Kostenstudie Kanton Luzern «Luzern hat ein Einnahmenproblem»

3 min Lesezeit 22.05.2014, 16:41 Uhr

Eine vom Wirtschaftsforschungsinstitut Bakbasel durchgeführte Studie zeigt, dass die Staatsausgaben des Kantons Luzern im Vergleich zu den anderen Kantonen eher tiefer sind. Dennoch besteht ein Sparpotential, besonders in einem Bereich. Trotz Sparmöglichkeiten von bis zu 46,2 Millionen Franken machen CVP und SP zu geringe Einnahmen für die Finanzmisere verantwortlich.
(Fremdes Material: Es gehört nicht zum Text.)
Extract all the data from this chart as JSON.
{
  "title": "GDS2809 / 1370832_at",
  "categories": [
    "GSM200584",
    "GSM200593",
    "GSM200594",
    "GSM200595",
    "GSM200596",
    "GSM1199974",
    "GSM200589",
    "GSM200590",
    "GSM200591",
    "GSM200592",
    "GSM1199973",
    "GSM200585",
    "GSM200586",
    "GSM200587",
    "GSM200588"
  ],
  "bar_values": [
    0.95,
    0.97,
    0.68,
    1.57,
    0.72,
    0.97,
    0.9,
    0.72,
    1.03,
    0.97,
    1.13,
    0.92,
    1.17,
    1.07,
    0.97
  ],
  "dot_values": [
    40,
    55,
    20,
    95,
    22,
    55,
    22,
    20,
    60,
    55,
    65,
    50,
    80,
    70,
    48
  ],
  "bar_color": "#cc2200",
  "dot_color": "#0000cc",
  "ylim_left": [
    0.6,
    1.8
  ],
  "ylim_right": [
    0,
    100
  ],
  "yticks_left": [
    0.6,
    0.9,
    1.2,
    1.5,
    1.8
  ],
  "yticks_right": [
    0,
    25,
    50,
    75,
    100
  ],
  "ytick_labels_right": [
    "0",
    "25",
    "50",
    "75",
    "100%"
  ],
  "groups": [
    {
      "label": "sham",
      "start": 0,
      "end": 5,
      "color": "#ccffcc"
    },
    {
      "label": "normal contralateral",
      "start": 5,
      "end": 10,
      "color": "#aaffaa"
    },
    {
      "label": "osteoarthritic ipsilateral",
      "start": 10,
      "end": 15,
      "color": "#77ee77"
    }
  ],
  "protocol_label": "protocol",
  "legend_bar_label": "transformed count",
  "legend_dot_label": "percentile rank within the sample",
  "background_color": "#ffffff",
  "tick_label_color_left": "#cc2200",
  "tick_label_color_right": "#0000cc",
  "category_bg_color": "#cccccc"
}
Der Luzerner Regierungsrat hat bei der «BAK Basel Economics AG» eine Evaluation in Auftrag gegeben. Mit dem «Benchmarking» zieht Luzern Vergleiche mit anderen Kantonen, um im Finanzhaushalt Sparpotenziale zu ermitteln. Die vorliegenden Ergebnisse lassen sich wie folgt zusammenfassen: Die Ausgaben sind über alle Aufgabenfelder des Kantons Luzern hinweg im gesamtschweizerischen Vergleich unterdurchschnittlich. Auch im Vergleich mit Kantonen, die strukturelle Ähnlichkeiten aufweisen – im Bericht als «Peergroup» definiert – sind die Ausgaben tiefer. Die Kosten in der Kernverwaltung habe man somit im Griff.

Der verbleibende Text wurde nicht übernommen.